ICAR uses electric drying machines which take only about 12 to 13 hours at 65-70°C. At this point, the peel of the dried turmeric also comes away which is then manually separated. In either case, over drying the rhizomes causes the colour of the turmeric to turn black, thus rendering them useless.
In order to ensure that powdered turmeric is of the finest quality, a sample quality check is done on the dried turmeric before the grinding. For this, a dried slice of the turmeric is broken in half manually and if the turmeric is found to be brittle, then it is ready! This part of the process is just as critical than the preceding steps. Reason being that this process is the culmination of the entire processing stages and hygiene is very important before the turmeric hits the market.
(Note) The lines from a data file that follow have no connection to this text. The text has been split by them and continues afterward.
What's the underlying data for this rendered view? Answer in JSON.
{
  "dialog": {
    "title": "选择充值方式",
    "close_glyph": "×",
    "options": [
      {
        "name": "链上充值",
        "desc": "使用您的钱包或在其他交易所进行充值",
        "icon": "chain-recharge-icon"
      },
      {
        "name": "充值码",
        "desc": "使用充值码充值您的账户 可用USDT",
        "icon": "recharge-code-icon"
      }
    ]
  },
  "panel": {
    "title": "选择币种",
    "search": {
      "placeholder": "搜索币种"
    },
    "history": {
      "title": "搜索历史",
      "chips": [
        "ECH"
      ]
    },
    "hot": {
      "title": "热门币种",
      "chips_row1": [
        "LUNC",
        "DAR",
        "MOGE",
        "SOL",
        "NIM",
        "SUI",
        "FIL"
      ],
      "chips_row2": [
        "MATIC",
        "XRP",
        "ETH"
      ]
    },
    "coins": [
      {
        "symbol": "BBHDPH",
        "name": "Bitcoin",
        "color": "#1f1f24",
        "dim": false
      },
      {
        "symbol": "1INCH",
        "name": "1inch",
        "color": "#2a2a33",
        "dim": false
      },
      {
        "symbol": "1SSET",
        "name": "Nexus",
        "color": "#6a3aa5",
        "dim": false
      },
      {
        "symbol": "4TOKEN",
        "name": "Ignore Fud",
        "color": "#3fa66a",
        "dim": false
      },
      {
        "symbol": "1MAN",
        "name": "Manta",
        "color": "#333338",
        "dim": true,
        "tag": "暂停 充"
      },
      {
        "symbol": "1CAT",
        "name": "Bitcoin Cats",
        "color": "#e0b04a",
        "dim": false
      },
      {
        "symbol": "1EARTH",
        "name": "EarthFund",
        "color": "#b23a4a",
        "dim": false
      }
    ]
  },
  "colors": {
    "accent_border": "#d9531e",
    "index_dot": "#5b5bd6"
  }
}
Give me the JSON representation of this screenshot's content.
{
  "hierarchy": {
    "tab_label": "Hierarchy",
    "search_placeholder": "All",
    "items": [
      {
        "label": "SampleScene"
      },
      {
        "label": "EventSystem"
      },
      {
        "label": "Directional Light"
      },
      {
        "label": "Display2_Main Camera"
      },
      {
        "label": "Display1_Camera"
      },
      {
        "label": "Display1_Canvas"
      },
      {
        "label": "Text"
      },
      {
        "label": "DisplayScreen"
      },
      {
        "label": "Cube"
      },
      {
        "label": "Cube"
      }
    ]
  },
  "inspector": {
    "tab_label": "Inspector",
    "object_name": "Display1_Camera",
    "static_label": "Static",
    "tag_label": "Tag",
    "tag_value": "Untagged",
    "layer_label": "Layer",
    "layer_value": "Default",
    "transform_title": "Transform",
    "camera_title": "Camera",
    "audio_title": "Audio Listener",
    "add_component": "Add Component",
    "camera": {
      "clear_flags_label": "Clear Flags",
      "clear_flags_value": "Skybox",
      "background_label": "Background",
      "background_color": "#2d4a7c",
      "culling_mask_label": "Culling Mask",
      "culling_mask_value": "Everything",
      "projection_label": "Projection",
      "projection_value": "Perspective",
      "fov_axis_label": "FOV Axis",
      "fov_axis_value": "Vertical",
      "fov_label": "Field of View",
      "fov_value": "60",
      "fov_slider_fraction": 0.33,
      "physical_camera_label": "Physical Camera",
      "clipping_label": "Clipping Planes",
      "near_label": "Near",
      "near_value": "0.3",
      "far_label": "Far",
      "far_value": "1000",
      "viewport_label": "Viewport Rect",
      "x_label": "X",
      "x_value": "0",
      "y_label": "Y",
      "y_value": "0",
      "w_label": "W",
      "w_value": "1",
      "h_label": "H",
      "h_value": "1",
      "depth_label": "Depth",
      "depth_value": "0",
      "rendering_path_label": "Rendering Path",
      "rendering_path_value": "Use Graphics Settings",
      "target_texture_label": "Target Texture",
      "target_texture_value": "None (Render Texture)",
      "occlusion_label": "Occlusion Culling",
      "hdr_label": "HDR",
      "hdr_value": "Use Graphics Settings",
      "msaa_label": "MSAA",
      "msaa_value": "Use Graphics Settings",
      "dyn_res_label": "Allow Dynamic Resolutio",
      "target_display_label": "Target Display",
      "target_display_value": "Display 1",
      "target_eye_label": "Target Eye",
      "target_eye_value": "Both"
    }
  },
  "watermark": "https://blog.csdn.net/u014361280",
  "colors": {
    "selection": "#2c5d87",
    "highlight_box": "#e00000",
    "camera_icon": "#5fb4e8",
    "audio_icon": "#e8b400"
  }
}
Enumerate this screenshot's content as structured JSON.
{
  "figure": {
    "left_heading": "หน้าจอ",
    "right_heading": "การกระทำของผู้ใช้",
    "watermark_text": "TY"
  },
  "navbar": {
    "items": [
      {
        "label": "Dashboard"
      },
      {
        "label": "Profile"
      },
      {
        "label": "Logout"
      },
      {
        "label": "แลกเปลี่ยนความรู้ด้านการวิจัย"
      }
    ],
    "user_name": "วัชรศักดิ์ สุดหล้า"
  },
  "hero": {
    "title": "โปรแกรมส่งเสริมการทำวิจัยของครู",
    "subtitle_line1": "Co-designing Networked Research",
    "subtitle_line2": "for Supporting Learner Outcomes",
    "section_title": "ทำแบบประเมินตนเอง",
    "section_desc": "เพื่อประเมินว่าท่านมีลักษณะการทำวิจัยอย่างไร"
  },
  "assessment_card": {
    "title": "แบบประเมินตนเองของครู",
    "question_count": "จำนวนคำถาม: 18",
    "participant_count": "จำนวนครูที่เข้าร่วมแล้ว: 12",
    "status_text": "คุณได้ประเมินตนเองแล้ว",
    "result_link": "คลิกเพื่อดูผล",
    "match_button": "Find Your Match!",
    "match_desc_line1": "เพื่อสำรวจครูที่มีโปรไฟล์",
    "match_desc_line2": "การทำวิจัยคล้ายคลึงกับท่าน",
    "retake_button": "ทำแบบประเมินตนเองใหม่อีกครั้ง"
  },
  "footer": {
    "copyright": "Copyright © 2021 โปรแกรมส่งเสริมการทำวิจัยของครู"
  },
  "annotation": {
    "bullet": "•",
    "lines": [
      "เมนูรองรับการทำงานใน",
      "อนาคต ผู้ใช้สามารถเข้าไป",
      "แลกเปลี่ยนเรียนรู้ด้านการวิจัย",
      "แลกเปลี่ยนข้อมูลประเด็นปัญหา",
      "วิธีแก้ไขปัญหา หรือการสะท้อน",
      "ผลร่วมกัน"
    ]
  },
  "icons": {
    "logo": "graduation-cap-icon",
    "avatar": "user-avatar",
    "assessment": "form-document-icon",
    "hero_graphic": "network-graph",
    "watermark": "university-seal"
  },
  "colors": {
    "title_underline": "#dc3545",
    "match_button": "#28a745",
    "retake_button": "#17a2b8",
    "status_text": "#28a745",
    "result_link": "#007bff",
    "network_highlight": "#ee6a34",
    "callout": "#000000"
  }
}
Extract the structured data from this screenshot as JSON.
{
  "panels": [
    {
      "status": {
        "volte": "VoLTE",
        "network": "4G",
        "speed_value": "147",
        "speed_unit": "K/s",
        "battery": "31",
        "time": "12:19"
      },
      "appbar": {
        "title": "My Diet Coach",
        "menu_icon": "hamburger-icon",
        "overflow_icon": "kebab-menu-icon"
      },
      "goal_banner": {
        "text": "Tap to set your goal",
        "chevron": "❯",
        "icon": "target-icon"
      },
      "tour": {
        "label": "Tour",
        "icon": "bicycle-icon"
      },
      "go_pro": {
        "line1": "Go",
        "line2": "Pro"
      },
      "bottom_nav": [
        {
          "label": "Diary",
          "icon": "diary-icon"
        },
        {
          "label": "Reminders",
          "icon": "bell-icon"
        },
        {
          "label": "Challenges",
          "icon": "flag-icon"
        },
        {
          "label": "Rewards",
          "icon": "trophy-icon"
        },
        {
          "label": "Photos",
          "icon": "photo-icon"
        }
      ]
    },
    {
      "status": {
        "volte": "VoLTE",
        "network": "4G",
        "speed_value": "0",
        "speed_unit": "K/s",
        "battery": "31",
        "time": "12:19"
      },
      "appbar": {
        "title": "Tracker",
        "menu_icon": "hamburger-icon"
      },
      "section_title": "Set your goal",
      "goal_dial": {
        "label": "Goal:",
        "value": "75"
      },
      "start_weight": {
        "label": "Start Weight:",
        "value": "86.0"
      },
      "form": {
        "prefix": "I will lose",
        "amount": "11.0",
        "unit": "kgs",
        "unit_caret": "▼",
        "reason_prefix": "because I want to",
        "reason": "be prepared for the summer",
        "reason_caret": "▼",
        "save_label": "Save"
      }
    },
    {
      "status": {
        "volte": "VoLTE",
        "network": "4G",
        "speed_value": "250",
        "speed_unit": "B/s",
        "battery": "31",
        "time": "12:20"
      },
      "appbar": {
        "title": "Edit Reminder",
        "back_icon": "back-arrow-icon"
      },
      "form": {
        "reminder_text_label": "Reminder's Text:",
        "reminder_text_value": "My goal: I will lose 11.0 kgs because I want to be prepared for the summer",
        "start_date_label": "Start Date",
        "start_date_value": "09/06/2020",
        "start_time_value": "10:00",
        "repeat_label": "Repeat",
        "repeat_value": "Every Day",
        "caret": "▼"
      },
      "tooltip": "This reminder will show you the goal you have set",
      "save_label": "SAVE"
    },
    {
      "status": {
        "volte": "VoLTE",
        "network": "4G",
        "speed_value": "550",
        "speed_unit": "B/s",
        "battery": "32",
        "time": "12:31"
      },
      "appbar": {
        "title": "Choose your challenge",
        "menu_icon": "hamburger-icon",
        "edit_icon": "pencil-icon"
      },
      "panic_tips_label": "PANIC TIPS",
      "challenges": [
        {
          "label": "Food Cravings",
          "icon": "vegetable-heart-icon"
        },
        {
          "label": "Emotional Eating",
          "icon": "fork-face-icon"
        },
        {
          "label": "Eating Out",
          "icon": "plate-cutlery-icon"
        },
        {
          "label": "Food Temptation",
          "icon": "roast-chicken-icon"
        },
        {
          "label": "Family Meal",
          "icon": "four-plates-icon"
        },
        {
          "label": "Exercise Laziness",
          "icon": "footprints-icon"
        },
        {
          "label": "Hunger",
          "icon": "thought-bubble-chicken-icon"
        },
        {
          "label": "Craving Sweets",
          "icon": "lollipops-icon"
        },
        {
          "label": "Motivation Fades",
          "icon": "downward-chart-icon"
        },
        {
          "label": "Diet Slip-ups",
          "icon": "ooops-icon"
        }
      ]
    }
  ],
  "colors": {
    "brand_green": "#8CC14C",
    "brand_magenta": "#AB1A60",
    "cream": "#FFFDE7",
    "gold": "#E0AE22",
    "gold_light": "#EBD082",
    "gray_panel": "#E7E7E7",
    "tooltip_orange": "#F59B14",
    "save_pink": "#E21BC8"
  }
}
Special care is taken to ensure that there are no dust particles in the area of operation for an unblemished turmeric. Turmeric is the lifeline of several villages and their households and ICAR plays a key role to ensure that the turmeric growing Northeast India farmers are reaping the rewards of this miracle spice. We hope to see organizations like ICAR help the farmers of Northeast India by catering to the processing needs of this unique spice from Meghalaya!